Your Quality: One underused method is to simply tell everyone how good you think your pie is like Pizza Perfect does here in Nashville. Pizza Orgasmica in San Francisco, however, could be taking it too far. (Picture courtesy of my Cousin Di.) As for how you cook it, “Brick-Oven” and “Wood-Fired” seem a bit pretentious–like you think there is something wrong with using a conventional pizza oven.
A Famous Person’s Name: Why not? Places named after famous Italians like Michelangelo, da Vinci, Figaro, or Fellini work great. Even a famous first name like a Leonardo’s or Giuseppe’s does the trick. Roman names seem to work, too. Why not name it after a Nero, Constantine, or even a Caesar–but make it a “Big” one. The Godfather has seen its time come and go, so watch names that can become culturally dated.
Wait for it–the Snob’s number one recommendation is:
Your Name: I take solace in knowing and believing that my pizza is being cooked by the guy who owns the joint. First names are good enough, and the more Italian they sound the better. Give me a Tony’s, Joey’s, Sal’s, Vinnie’s or even a plain old Joe’s. Sure sounds better than a Bill’s or Bob’s Pizza, don’t you think? And, for whatever reason, a woman’s name just doesn’t cut it. Maybe because it’s mostly a man you see tossing the dough.
Italian-sounding last names work great as well. So, if you think you are really special, legendary, or about to become so, just use your last name like Grimaldi’s, Lombardi’s, or even your whole name like Hoboken’s Benny Tudino’s.
Slap an adjective in front of the name.

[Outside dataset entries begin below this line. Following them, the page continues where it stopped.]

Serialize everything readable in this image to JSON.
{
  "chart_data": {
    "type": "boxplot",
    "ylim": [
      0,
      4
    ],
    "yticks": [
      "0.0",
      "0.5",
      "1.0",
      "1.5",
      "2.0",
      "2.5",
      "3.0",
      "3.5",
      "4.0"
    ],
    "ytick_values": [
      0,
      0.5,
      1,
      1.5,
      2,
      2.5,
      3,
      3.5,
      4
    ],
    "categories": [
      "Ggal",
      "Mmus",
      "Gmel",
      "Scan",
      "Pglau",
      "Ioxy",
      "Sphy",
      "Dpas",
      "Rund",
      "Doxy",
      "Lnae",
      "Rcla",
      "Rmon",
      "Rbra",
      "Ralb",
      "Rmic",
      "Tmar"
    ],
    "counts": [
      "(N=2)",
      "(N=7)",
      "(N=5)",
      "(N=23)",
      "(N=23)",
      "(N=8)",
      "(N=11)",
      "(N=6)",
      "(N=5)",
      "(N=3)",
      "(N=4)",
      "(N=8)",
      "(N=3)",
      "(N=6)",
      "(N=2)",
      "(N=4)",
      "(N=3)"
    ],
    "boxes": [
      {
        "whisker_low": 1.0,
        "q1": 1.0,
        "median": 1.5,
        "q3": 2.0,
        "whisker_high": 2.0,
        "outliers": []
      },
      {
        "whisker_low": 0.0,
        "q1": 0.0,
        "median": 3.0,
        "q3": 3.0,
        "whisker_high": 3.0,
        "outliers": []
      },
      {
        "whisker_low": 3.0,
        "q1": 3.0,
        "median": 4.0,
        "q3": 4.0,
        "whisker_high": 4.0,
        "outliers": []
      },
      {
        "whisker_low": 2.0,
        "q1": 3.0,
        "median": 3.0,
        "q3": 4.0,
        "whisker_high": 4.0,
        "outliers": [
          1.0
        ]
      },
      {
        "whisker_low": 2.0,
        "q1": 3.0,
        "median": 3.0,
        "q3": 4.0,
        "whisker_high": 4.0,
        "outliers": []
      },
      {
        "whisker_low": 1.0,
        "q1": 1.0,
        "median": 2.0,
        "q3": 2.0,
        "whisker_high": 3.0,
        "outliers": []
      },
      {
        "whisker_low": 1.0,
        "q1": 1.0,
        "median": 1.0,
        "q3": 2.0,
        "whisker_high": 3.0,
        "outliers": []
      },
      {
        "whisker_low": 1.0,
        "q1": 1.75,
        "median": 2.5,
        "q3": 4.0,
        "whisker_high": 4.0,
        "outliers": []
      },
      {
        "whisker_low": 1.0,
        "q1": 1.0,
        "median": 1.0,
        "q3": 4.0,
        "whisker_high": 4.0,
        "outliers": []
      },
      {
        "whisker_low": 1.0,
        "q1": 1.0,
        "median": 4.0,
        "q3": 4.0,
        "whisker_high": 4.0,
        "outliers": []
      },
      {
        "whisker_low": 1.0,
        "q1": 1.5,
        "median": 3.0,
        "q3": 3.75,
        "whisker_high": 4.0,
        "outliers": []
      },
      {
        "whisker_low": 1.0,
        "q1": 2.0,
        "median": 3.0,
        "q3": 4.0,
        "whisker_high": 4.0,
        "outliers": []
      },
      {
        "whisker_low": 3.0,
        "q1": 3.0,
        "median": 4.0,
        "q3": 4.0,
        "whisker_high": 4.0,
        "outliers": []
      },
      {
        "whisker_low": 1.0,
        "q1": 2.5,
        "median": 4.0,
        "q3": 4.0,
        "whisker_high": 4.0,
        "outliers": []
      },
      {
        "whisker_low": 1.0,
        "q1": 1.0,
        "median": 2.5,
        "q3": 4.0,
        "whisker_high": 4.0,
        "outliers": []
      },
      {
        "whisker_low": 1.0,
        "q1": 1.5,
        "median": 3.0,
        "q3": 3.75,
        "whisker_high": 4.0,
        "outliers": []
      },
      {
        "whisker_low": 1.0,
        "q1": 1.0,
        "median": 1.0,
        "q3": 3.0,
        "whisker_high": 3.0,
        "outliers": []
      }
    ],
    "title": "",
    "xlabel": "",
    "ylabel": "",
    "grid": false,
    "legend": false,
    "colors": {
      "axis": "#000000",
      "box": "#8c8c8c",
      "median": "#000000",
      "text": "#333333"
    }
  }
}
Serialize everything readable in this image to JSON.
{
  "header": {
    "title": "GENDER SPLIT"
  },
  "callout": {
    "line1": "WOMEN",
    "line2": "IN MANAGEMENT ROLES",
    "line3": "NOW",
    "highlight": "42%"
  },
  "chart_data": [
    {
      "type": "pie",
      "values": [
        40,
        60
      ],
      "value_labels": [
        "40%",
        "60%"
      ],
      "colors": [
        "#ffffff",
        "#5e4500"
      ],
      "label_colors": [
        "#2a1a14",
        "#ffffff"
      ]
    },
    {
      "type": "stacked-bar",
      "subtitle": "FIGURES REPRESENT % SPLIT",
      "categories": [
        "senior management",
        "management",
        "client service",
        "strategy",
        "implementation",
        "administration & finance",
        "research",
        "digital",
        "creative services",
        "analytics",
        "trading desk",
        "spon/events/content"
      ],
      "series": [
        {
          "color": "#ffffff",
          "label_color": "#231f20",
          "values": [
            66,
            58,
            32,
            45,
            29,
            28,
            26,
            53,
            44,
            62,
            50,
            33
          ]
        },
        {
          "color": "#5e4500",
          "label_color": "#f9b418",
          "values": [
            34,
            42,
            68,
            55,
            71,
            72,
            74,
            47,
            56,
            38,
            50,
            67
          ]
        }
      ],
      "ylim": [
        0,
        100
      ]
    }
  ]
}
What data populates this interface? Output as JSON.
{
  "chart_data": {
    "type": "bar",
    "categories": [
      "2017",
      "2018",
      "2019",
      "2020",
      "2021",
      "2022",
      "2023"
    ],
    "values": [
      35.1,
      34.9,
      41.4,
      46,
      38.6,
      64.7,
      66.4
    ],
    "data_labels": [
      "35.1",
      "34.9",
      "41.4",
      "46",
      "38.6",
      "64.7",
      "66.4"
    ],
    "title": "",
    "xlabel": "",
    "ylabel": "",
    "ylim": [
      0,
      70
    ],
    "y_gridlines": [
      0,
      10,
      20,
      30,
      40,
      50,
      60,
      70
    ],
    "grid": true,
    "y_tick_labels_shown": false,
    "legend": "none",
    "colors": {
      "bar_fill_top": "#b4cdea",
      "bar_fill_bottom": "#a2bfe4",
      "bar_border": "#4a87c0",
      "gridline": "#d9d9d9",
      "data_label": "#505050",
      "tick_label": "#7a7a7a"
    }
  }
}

Make yourself “famous,” “original,” or anything that makes people think you know what you are doing. Add some color describing you as “fat” or “big.” Everybody likes a relative, so consider “uncle” or “cousin” for other options.
Keep it Real: Why do the big chains have the worst names? Who wants to eat their pizza in a hut or the sky? What does a domino or a jet have to do with pizza? Why a mushroom of all things to focus on? Do you really want a Papa to prepare your pizza? Let alone one named John. An Irishman named Murphy? Seriously? What other bad names are out there for both chains and local joints that you have seen?
Test it out: If it sounds too dorky like “Skinny Mike’s Pizza,” start over!